Hence news today that horror houses Atomic Monster and Blumhouse are teaming up for a new version of the classic franchise, with Evil Dead Rise director Lee Cronin set to both write and direct the project. Details about the film (which had previously been promoted as a mystery project for Cronin, whose Rise was well-received by horror fans) are basically nil, but we’re going to assume it involves less “Tom Cruise does action stunts in a plane and trades quips with a dead Jake Johnson” and more things that are actually scary. Or, to quote Cronin, who gave a statement today to THR about the news: “This will be unlike any Mummy movie you ever laid eyeballs on before. I’m digging deep into the earth to raise something very ancient and very frightening.”

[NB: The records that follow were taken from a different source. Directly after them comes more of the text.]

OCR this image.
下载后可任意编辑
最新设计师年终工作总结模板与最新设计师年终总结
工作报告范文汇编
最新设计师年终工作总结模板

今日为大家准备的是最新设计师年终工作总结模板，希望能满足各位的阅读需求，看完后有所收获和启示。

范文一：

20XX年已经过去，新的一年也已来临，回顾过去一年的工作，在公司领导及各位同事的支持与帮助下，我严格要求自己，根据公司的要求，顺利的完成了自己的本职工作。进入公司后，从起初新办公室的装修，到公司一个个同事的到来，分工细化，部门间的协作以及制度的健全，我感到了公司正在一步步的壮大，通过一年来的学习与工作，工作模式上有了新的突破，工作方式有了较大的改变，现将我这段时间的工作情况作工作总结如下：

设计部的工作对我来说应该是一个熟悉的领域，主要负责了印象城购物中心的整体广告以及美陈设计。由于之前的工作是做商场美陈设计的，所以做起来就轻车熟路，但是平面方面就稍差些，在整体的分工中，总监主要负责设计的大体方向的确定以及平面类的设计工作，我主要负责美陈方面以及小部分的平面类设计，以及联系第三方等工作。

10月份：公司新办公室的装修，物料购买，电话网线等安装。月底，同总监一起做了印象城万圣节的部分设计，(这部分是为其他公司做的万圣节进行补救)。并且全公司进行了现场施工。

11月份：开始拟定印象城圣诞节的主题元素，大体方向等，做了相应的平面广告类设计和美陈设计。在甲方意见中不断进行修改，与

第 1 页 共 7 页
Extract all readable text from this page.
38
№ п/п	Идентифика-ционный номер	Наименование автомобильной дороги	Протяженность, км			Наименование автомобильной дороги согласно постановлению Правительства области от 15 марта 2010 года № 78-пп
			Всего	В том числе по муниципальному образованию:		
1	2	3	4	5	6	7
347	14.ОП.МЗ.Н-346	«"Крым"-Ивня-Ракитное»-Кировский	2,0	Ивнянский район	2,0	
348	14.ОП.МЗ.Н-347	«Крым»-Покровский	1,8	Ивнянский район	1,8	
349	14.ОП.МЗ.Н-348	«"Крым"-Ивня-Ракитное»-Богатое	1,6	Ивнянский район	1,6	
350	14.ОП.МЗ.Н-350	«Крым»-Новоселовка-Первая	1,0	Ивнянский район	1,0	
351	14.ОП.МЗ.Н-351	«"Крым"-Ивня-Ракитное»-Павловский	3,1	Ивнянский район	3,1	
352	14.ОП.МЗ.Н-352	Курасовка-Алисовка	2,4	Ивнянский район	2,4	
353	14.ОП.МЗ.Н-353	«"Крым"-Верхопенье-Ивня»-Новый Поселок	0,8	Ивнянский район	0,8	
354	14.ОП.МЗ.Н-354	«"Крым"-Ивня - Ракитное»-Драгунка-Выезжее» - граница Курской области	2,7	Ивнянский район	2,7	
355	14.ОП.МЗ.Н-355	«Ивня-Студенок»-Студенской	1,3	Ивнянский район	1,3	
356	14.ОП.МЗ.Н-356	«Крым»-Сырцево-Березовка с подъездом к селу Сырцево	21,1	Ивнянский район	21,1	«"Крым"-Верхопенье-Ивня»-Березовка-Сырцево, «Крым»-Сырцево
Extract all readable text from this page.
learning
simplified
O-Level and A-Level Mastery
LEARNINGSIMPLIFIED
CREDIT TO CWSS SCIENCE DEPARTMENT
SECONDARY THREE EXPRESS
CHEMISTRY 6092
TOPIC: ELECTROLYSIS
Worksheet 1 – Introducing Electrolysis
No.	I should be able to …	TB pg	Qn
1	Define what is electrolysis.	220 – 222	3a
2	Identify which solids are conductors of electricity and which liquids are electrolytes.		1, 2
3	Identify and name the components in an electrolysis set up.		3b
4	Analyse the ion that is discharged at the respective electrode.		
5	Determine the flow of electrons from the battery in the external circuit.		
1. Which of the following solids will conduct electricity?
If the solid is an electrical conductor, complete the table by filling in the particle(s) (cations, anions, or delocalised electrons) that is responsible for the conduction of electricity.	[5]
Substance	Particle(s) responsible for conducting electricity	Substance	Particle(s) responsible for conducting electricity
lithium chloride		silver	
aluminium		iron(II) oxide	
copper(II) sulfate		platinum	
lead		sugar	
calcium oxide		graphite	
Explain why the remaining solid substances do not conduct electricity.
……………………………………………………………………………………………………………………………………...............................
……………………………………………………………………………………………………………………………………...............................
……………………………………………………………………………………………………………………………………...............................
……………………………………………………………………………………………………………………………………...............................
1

Past Mummy films have typically gone the adventure movie route, possibly because it’s difficult to make a guy in bandages properly frightening to anyone who’s ever seen one be outfoxed by the likes of Abbott and Costello. Cronin has shown a knack for getting genuinely unsettling shit on the screen, though, so color us cautiously optimistic for a Mummy film that isn’t also spending several minutes of its run-time trying to get audiences intrigued by the idea of Dr. Henry Jekyll, horror movie superhero.